Her flimsy silk top had clung lovingly to her breasts, the lace of her bra just visible under the delicate material. And he’d had an almost
uncontrollable urge to stride forward and take her by the arms and demand to know what she was playing at with this wide-eyed act of innocence. She’d played that card before.
But that urge had fled, to be replaced by a far more dangerous one when she’d looked at him as if he was a wolf about to gobble her up. Instead, all he’d wanted to do was crush that temptingly lush mouth under his and punish her for reawakening this desire, which had lain mercifully dormant for the past three months, in spite of her best efforts to seduce him.
But not any more. It was awake and ravenous. And she was playing him with this little game. After all, feigning amnesia would be child’s play to a woman who had feigned a lot worse.
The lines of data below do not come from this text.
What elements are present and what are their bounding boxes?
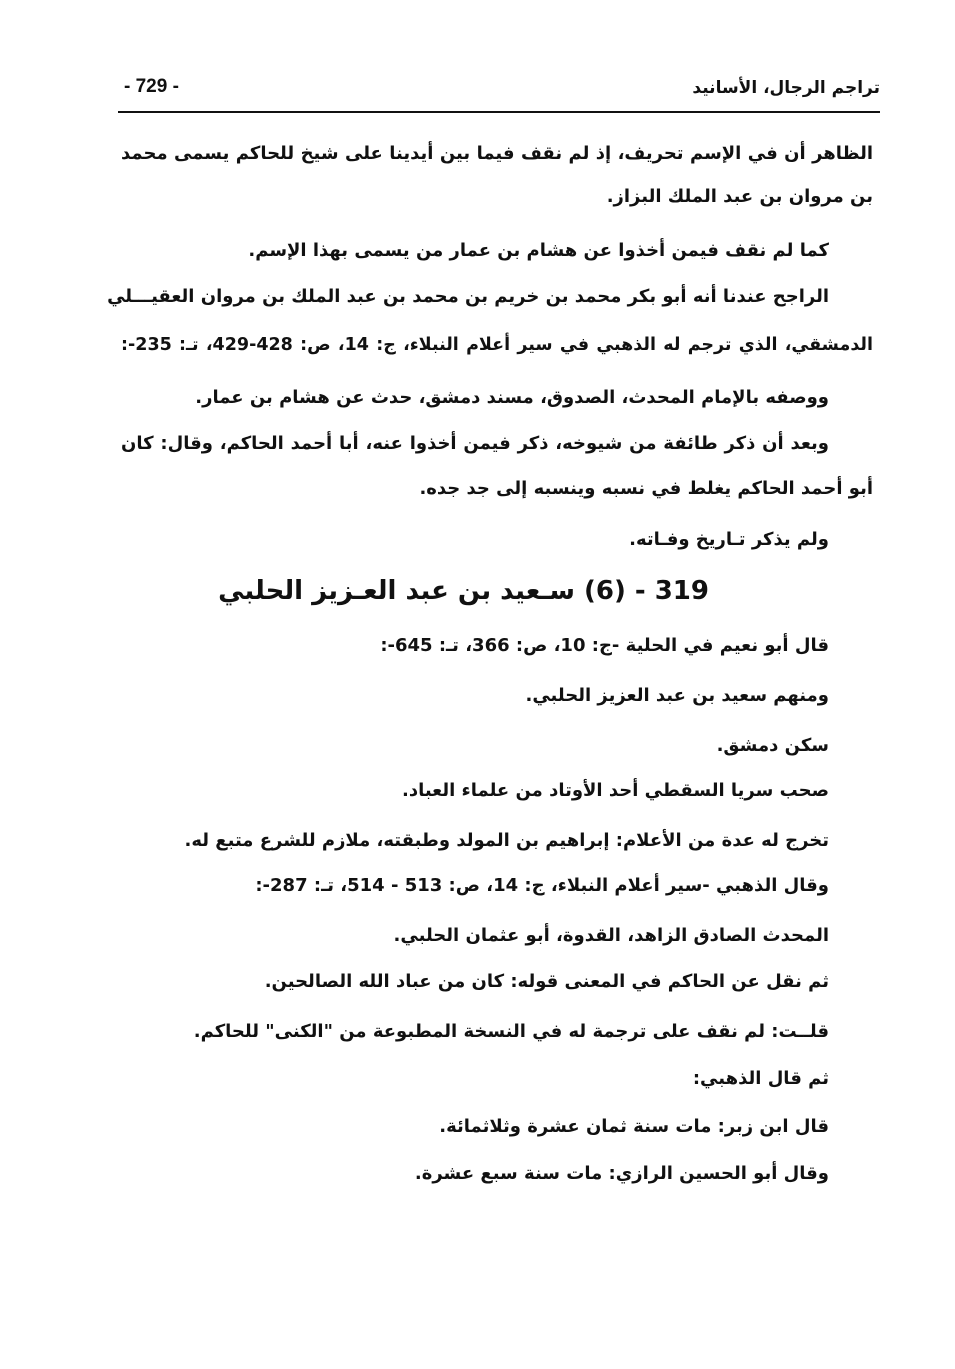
- text-line: أبو أحمد الحاكم يغلط في نسبه وينسبه إلى جد جده.: [419, 478, 873, 499]
- text-line: ووصفه بالإمام المحدث، الصدوق، مسند دمشق، حدث عن هشام بن عمار.: [195, 387, 829, 408]
- text-line: صحب سريا السقطي أحد الأوتاد من علماء العباد.: [402, 780, 829, 801]
- text-line: المحدث الصادق الزاهد، القدوة، أبو عثمان الحلبي.: [393, 925, 829, 946]
- entry-heading: 319 - (6) سـعيد بن عبد العـزيز الحلبي: [218, 576, 709, 606]
- text-line: بن مروان بن عبد الملك البزاز.: [606, 186, 873, 207]
- running-title: تراجم الرجال، الأسانيد: [692, 78, 880, 98]
- text-line: وبعد أن ذكر طائفة من شيوخه، ذكر فيمن أخذوا عنه، أبا أحمد الحاكم، وقال: كان: [121, 433, 829, 454]
- text-line: قلــت: لم نقف على ترجمة له في النسخة المطبوعة من "الكنى" للحاكم.: [193, 1021, 829, 1042]
- text-line: ولم يذكر تـاريخ وفـاته.: [629, 529, 829, 550]
- text-line: قال أبو نعيم في الحلية -ج: 10، ص: 366، تـ: 645-:: [380, 635, 829, 656]
- text-line: وقال الذهبي -سير أعلام النبلاء، ج: 14، ص: 513 - 514، تـ: 287-:: [255, 875, 829, 896]
- page-header: [118, 74, 880, 108]
- header-divider: [118, 111, 880, 113]
- text-line: ثم نقل عن الحاكم في المعنى قوله: كان من عباد الله الصالحين.: [264, 971, 829, 992]
- text-line: الظاهر أن في الإسم تحريف، إذ لم نقف فيما بين أيدينا على شيخ للحاكم يسمى محمد: [121, 143, 873, 164]
- text-line: كما لم نقف فيمن أخذوا عن هشام بن عمار من يسمى بهذا الإسم.: [248, 240, 829, 261]
- text-line: تخرج له عدة من الأعلام: إبراهيم بن المولد وطبقته، ملازم للشرع متبع له.: [184, 830, 829, 851]
- text-line: الدمشقي، الذي ترجم له الذهبي في سير أعلام النبلاء، ج: 14، ص: 428-429، تـ: 235-:: [121, 335, 874, 355]
- text-line: ثم قال الذهبي:: [692, 1068, 829, 1089]
- text-line: ومنهم سعيد بن عبد العزيز الحلبي.: [525, 685, 829, 706]
- page-number: - 729 -: [124, 76, 179, 97]
- text-line: سكن دمشق.: [716, 735, 829, 756]
- text-line: الراجح عندنا أنه أبو بكر محمد بن خريم بن محمد بن عبد الملك بن مروان العقيـــلي: [107, 286, 829, 307]
- text-line: قال ابن زبر: مات سنة ثمان عشرة وثلاثمائة.: [439, 1116, 829, 1137]
- text-line: وقال أبو الحسين الرازي: مات سنة سبع عشرة.: [414, 1163, 829, 1184]
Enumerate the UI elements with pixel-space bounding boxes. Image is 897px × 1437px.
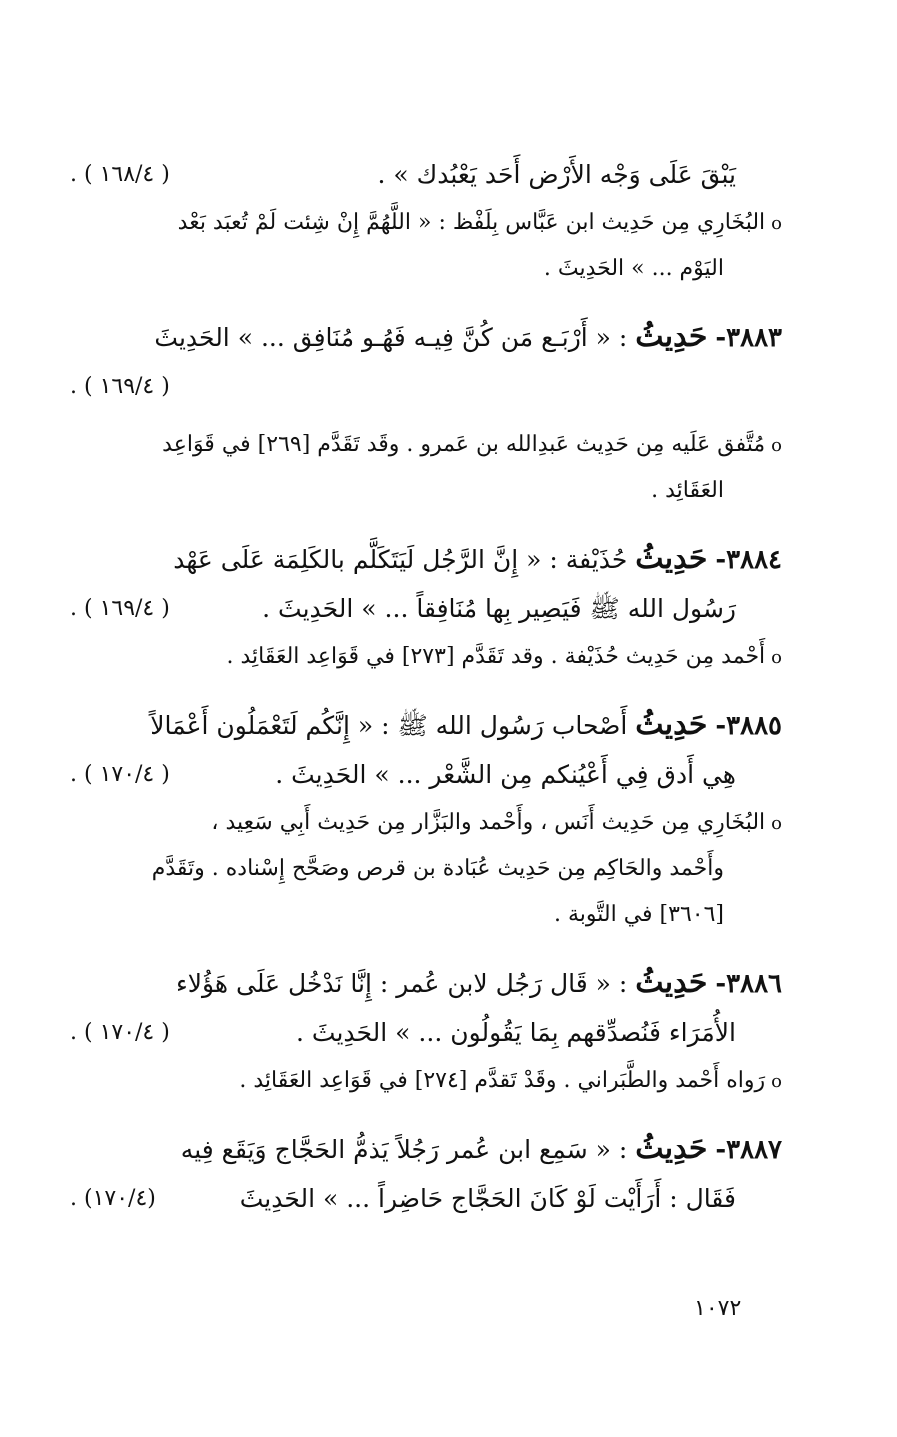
note-line: [70, 246, 782, 292]
entry-number: ٣٨٨٦-: [715, 969, 782, 999]
bullet-icon: o: [771, 435, 782, 456]
text-line: [70, 150, 782, 200]
hadith-entry-3887: [70, 1124, 782, 1174]
entry-text: الأُمَرَاء فَنُصدِّقهم بِمَا يَقُولُون ... » الحَدِيثَ .: [296, 1018, 736, 1047]
note-line: [70, 468, 782, 514]
volume-page-reference: ( ١٦٩/٤ ) .: [70, 596, 170, 621]
document-page: [70, 150, 782, 1224]
entry-keyword: حَدِيثُ: [635, 707, 708, 742]
page-number: ١٠٧٢: [694, 1296, 742, 1321]
entry-number: ٣٨٨٧-: [715, 1135, 782, 1165]
note-text: اليَوْم ... » الحَدِيثَ .: [543, 256, 724, 281]
note-text: مُتَّفق عَلَيه مِن حَدِيث عَبدِالله بن عَمرو . وقَد تَقَدَّم [٢٦٩] في قَوَاعِد: [162, 432, 766, 457]
note-text: [٣٦٠٦] في التَّوبة .: [553, 902, 724, 927]
entry-keyword: حَدِيثُ: [635, 319, 708, 354]
volume-page-reference: ( ١٧٠/٤ ) .: [70, 762, 170, 787]
entry-text: حُذَيْفة : « إِنَّ الرَّجُل لَيَتَكَلَّم بالكَلِمَة عَلَى عَهْد: [173, 545, 628, 574]
line-text: يَبْقَ عَلَى وَجْه الأَرْض أَحَد يَعْبُدك » .: [377, 160, 736, 189]
text-line: [70, 584, 782, 634]
bullet-icon: o: [771, 213, 782, 234]
note-line: [70, 892, 782, 938]
note-line: [70, 800, 782, 846]
hadith-entry-3886: [70, 958, 782, 1008]
note-text: أَحْمد مِن حَدِيث حُذَيْفة . وقد تَقَدَّم [٢٧٣] في قَوَاعِد العَقَائِد .: [226, 644, 766, 669]
note-text: البُخَارِي مِن حَدِيث ابن عَبَّاس بِلَفْظ : « اللَّهُمَّ إِنْ شِئت لَمْ تُعبَد بَعْد: [177, 210, 766, 235]
entry-keyword: حَدِيثُ: [635, 965, 708, 1000]
bullet-icon: o: [771, 647, 782, 668]
note-line: [70, 422, 782, 468]
note-line: [70, 634, 782, 680]
entry-text: : « سَمِع ابن عُمر رَجُلاً يَذمُّ الحَجَّاج وَيَقَع فِيه: [180, 1135, 628, 1164]
volume-page-reference: ( ١٧٠/٤ ) .: [70, 1020, 170, 1045]
text-line: [70, 1008, 782, 1058]
entry-keyword: حَدِيثُ: [635, 541, 708, 576]
text-line: [70, 1174, 782, 1224]
hadith-entry-3883: [70, 312, 782, 362]
entry-number: ٣٨٨٣-: [715, 323, 782, 353]
hadith-entry-3884: [70, 534, 782, 584]
volume-page-reference: ( ١٦٩/٤ ) .: [70, 374, 170, 399]
entry-number: ٣٨٨٤-: [715, 545, 782, 575]
entry-text: : « أَرْبَـع مَن كُنَّ فِيـه فَهُـو مُنَافِق ... » الحَدِيثَ: [154, 323, 628, 352]
volume-page-reference: (١٧٠/٤) .: [70, 1186, 156, 1211]
entry-number: ٣٨٨٥-: [715, 711, 782, 741]
entry-text: فَقَال : أَرَأَيْت لَوْ كَانَ الحَجَّاج حَاضِراً ... » الحَدِيثَ: [239, 1184, 736, 1213]
note-line: [70, 200, 782, 246]
hadith-entry-3885: [70, 700, 782, 750]
note-line: [70, 846, 782, 892]
text-line: [70, 750, 782, 800]
note-text: البُخَارِي مِن حَدِيث أَنَس ، وأَحْمد والبَزَّار مِن حَدِيث أَبِي سَعِيد ،: [211, 810, 766, 835]
volume-page-reference: ( ١٦٨/٤ ) .: [70, 162, 170, 187]
note-text: رَواه أَحْمد والطَّبَراني . وقَدْ تَقدَّم [٢٧٤] في قَوَاعِد العَقَائِد .: [239, 1068, 766, 1093]
bullet-icon: o: [771, 813, 782, 834]
note-text: وأَحْمد والحَاكِم مِن حَدِيث عُبَادة بن قرص وصَحَّح إِسْناده . وتَقَدَّم: [151, 856, 724, 881]
entry-text: : « قَال رَجُل لابن عُمر : إِنَّا نَدْخُل عَلَى هَؤُلاء: [175, 969, 628, 998]
entry-keyword: حَدِيثُ: [635, 1131, 708, 1166]
entry-text: هِي أَدق فِي أَعْيُنكم مِن الشَّعْر ... » الحَدِيثَ .: [275, 760, 736, 789]
text-line: [70, 362, 782, 412]
note-line: [70, 1058, 782, 1104]
entry-text: أَصْحاب رَسُول الله ﷺ : « إِنَّكُم لَتَعْمَلُون أَعْمَالاً: [150, 711, 628, 740]
note-text: العَقَائِد .: [651, 478, 724, 503]
entry-text: رَسُول الله ﷺ فَيَصِير بِها مُنَافِقاً ... » الحَدِيثَ .: [262, 594, 736, 623]
bullet-icon: o: [771, 1071, 782, 1092]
He’d had enough of the charade. His anger burned bright and hot and he told himself it was that, and not desire that he was feeling.
He said in a low voice that barely contained his anger, ‘You know damn well these are all your clothes because you spent many vacuous hours shopping for them with my credit card. You might have fooled the doctors and nurses at the hospital but there’s no one here but you and me now, so who are you trying to fool with this act, Sasha? What the hell are you up to?’
CHAPTER TWO
‘WHAT THE HELL are you up to?’
Sasha looked at Apollo and it took a few seconds for his words to sink in, they were so unexpected. But then there was almost a strange sense of relief to have the tension bubble over into words so that she could find out why he’d been acting so coolly with her.
She felt his anger but it didn’t scare her. It perplexed her.
‘What are you talking about?’
He waved a hand, bristling all over. ‘This...farce. Pretending to have lost your memory.’
Sasha felt confused. ‘But I’m not. Don’t you think I want to know who I am, or what’s going on?’
She shook her head. ‘Why would I do such a thing?’ But just then a pain lanced through the building dull ache in her head. She winced and put a hand to her forehead, feeling light-headed all of a sudden.